I have a scipy sparse matrix in one variable which I copy to another new variable. If I now change the diagonal of the sparse matrix in the new variable, the sparse matrix in the original variable updates as well. The same happens if I change the data attribute. I don't understand why this is, is there a purpose for that behavior that I don't see, or am I doing something in an unintended way?
What I would like to have is that I am starting off with a sparse matrix, make several copies of it, and modify the diagonal or all entries in a sufficient way for these copies. But my modifications are affecting all copies.

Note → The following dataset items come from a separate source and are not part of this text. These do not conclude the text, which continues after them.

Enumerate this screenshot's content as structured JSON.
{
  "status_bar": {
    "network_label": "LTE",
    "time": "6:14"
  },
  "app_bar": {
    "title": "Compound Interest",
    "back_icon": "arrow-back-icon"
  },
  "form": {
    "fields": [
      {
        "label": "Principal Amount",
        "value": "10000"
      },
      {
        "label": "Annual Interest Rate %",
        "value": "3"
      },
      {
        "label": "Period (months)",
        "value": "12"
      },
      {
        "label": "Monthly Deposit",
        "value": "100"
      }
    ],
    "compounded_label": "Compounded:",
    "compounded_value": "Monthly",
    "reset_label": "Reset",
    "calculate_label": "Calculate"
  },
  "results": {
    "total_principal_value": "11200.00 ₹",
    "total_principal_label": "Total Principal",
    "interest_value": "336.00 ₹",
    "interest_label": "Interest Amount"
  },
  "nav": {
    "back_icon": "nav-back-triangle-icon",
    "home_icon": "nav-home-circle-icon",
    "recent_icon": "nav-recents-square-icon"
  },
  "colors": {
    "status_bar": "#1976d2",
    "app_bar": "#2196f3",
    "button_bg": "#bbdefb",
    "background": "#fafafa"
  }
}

I figured out that the problem does not occur if I use methods that create a copy of the sparse matrix, like power() or matrix-multiplication with @.
One modification I would like to have is a copy of the sparse matrix where I take the absolute value of all entries. If I use abs() directly on the sparse matrix, it creates a copy as desired, and everything is fine. But if I write the absolute values of all entries into the data attribute of the sparse matrix, it affects all other copies of the sparse matrix as well. I found the latter method to be considerably faster, that's why I would prefer to use it.
The problem is independent from the sparse matrix format (apart from the data attribute for the lil or dok format).
I tried it with Python 3.5.2 and Python 3.7.3 (two different computers) in Spyder 3.3.1, and I am using scipy version 1.3.0.
Say I have a sparse matrix
from scipy.sparse import csc_matrix as spmat
Msp = spmat(ar([[0.,-3.],[2.,-4.]]))
and I make some copies (I could also always copy Msp, doesn't make a difference)
M1 = Msp
M2 = M1
If I now do
M2.data = abs(M2.data)
or
M1.setdiag([1,1])
it also changes all other copies, e.g. after applying both operations above:
Msp.toarray()
array([[1., 3.],
[2., 1.]])
and the same for M1 and M2.
I would have expected
M2.toarray()
array([[ 0., 3.],
[ 2., 4.]])
and
M1.toarray()
array([[1., -3.],
[2., 1.]])
and
Msp.toarray()
array([[ 0., -3.],
[ 2., -4.]])
On the other hand, if I do something of the following type
M2 = abs(M2)
M2 = M2.power(2)
M2 = M2@M2
it does only affect M2 and leaves M1 and Msp untouched as I would expect.
By changing the following lines:
M1 = Msp
M2 = M1
to:
M1 = Msp.copy()
M2 = M1.copy()
your given example will work as intended.
Numpy arrays are mutable and hence changes to an object will affect all variables which refer to that object.
In other words:
By setting M2 = M1, M2 is only a reference to M1 and will hence take M1's value also if it is changed. M2 = M1.copy() on the other hand, passes a copy of M1 (the 'values') to M2 which is thereafter independent of changes to M1.
The reason why the examples given in the end do only affect M2 is that many numpy functions return new arrays which are independent of the arrays which passed as parameters.